We started planning and writing this book in fall of 2018. We have worked on it off and on ever since, including during this pandemic. I’ve worked on this book in my office at UCCS, but also in a colleague’s office at Universite de Montreal, in coffee shops, at home sitting on my couch while my kids did remote schooling, pretty much everywhere. The key has been just consistently plugging away at it, and feeling free to switch between technical coding, tutorial-writing, writing about theory, literature research, and editing depending on my headspace at the time.
It also helped that my co-authors and I wrote the whole thing on an online collaborative writing platform, first Google Docs, then Overleaf, so there was never any confusing emailing of Word doc versions around or waiting for coauthors to finish a piece. We all just worked collectively on every part of the book whenever we each had the time to do so.
6. Is there a favorite quote or passage you want to showcase from the book?
“Agent-based modeling of archaeological systems can help us quantify and understand the trajectories of past societies, but it can also do much more than that. The saying ‘the past is a foreign country; they do things differently there’ (Hartley 1953) could equally be rephrased as ‘the future is a foreign country.’ By using the past as a calibration dataset, we can better understand where we are today, and where we are going tomorrow. The past is a powerful tool for examining how individuals and groups react in a plethora of different situations. In this way, it can be seen as a set of already conducted ‘experiments,’ showing us possible solutions to the challenges societies face. These experiments go on as we attempt to predict the trajectory of our future.“
7. What new questions for future exploration have you discovered?

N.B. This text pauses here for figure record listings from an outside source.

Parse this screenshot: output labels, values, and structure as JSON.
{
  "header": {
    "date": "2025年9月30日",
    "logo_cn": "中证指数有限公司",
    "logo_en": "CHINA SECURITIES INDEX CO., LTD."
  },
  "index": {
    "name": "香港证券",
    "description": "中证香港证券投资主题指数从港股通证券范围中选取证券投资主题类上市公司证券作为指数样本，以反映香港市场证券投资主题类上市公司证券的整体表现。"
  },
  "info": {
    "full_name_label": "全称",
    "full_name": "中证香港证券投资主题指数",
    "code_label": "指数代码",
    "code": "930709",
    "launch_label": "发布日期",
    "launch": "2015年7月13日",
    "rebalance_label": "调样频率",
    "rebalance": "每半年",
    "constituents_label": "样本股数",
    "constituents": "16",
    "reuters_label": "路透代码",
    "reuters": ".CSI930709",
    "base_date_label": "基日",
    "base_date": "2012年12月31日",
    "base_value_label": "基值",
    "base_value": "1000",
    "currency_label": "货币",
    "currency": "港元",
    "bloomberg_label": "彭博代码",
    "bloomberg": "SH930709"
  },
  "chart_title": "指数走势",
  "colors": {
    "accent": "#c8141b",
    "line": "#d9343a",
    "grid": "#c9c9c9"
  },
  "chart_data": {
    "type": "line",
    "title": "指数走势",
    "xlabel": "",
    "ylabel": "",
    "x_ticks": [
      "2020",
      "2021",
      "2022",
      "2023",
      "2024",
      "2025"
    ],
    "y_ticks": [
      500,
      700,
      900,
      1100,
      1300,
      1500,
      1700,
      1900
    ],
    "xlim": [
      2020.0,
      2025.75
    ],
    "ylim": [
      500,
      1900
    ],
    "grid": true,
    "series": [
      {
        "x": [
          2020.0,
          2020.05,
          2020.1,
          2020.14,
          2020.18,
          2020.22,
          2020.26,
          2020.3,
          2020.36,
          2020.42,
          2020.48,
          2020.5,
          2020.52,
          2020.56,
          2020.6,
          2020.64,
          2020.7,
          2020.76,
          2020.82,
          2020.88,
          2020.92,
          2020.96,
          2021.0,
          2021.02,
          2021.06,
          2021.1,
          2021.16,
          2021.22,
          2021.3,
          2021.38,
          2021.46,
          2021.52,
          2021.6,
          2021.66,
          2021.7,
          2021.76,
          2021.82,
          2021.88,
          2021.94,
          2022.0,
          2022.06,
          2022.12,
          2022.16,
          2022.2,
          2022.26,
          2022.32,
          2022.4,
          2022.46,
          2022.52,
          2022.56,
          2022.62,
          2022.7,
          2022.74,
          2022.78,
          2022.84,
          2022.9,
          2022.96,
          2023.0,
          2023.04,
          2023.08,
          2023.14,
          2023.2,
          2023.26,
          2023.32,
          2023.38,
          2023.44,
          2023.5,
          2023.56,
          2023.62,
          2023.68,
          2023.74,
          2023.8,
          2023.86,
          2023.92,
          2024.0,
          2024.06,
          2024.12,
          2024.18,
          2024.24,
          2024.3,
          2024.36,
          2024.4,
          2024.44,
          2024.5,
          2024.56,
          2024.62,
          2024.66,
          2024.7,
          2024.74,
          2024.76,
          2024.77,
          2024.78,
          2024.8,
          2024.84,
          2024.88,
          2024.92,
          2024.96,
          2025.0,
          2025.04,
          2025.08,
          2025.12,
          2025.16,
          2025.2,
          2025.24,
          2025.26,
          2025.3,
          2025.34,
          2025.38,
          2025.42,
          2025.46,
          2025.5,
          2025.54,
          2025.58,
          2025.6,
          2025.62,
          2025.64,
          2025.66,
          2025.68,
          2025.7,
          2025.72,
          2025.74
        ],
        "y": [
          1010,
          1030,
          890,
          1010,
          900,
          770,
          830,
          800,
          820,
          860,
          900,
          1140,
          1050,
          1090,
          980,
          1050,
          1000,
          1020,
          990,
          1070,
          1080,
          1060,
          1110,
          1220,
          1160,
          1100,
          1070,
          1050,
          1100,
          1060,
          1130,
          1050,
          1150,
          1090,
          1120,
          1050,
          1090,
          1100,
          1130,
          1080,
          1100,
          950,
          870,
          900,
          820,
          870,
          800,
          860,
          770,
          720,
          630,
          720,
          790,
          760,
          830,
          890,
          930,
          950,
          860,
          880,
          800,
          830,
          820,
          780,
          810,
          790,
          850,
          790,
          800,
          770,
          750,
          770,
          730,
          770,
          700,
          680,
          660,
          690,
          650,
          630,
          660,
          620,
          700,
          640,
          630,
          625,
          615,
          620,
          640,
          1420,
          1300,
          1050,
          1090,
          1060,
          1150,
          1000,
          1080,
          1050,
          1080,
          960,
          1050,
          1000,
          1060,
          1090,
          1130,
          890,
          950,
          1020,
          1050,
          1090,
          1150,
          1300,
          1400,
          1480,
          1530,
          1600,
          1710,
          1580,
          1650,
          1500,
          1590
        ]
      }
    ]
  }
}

Working on this book has been like the most detailed review of a topic I’ve ever done. It has been fascinating and I’ve learned a lot through the process, but I’m now eager to explore new topics myself. I already have several new projects that have been “back-burnered” while we finished the book and I’m eager to get back to the Palaeolithic to investigate them.
UCCS celebrates faculty and staff who author and edit books each year. In recognition of their achievement, and as part of the UCCS Author Spotlight initiative, authors are invited to submit details on their published works.